Осень 43-го, наступление в белорусских лесах. Рейд по ближнему тылу неприятеля – операцию не продумали, несколько раз попадали в засаду. Часть бойцов попала в плен, большинство погибло. «Языка» не взяли, и к своим вернулись только девять израненных бойцов – и Головаш десятый, не получивший ни царапины. Оргвыводы не последовали – людей не останется, если привлекать за каждую неудачу на войне. Но что-то сломалось в Головаше, стал пить, временами впадать в бешенство. Некрасивая история с изнасилованием простой белорусской девушки, вся родня которой воевала в партизанах. Офицер был бравый, но девушка отказала в близости – история умалчивает почему. Он впал в неконтролируемую ярость, а оттащить оказалось некому, жестко надругался над несчастной, затыкал ей рот, когда она пыталась кричать – в итоге перекрыл ей кислород, и девушка скончалась. Головаш умолял его прикрыть – божился, что больше никогда, что бес попутал. Прикрывать его не стали, хотя могли, но зрелище истерзанного женского тела сделало свое дело. Было стыдно, неприятно, но все офицеры, что были в курсе (и Черкасов в их числе), насильника сдали. Он смотрел на них, как на злейших врагов, скрипел зубами, врезал Алексею под дых, за что получил заслуженную «ответку» в челюсть. Головаша не расстреляли, каждый человек был на счету – быстро склепали приговор, отправили в штрафбат искупать вину перед Родиной. Практически все штрафное подразделение полегло на безымянной высоте, освобождая проход гвардейскому корпусу. Эта высота была командованию костью в горле, немцы контролировали с нее всю округу, зарылись в землю. Одних «косторезов» там было десятка полтора, не считая минометов и прочих удовольствий. Офицеров Красной армии, осужденных за воинские преступления, косили пачками, но они, как черти, рвались через колючку, взрывались на минных полях, облепивших высоту. Артподготовка немцев не впечатляла, они успешно зарывались в землю. Весь восточный склон холма устилали тела штрафников. Высоту в итоге взяли, но из батальона уцелели только несколько человек. Вникать в подробности не было возможности – часть уходила вперед, гоня на запад слабеющих оккупантов. Что случилось впоследствии с Головашем? Об этом Алексей не знал. Видимо, выбыл из штрафбата по ранению, но вновь загремел, видимо, не столь серьезно, раз уже гуляет без конвоя…

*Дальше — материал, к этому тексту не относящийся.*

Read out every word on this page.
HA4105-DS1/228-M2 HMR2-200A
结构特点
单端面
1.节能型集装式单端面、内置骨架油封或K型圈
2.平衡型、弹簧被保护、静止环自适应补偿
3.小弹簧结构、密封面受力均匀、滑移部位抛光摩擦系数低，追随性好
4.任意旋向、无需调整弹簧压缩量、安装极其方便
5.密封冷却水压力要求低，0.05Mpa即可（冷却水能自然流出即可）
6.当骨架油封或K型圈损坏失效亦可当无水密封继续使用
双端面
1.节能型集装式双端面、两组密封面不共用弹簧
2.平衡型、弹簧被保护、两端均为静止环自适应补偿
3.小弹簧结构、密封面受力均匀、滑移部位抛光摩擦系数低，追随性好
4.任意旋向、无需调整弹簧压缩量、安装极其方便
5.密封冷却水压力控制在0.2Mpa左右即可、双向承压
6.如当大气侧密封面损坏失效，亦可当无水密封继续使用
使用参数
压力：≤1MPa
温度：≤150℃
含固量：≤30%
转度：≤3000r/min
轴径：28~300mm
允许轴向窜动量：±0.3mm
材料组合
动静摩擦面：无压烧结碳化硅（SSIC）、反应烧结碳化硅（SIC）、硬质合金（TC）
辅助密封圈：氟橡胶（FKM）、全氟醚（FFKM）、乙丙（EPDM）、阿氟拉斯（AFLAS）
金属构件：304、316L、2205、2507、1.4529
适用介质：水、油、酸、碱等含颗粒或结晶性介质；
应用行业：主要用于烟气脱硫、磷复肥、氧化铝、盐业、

Мир тесен до невозможности.
Капитан вышел из оцепенения, заспешил в обратную сторону и через пару минут уже подходил к своему дому.
Из подъезда выходили трое – разлюбезный Яков Моисеевич Чаплин с супругой Фимой и опекаемая ими племянница. Одеты все трое небогато – заношенные пальто, стоптанная обувь. Чаплин щурился на солнечном свете, моргал влажными глазами. Он сегодня еще не причесывался. Супруга Фима была миловидна, но выглядела странно. Черкасов невольно задумался: она беременна или плотно пообедала? Очевидно, ни то, ни другое – такая конституция. Она держала за руку девочку – та казалась несчастной: ежилась, смотрела жалобными глазами.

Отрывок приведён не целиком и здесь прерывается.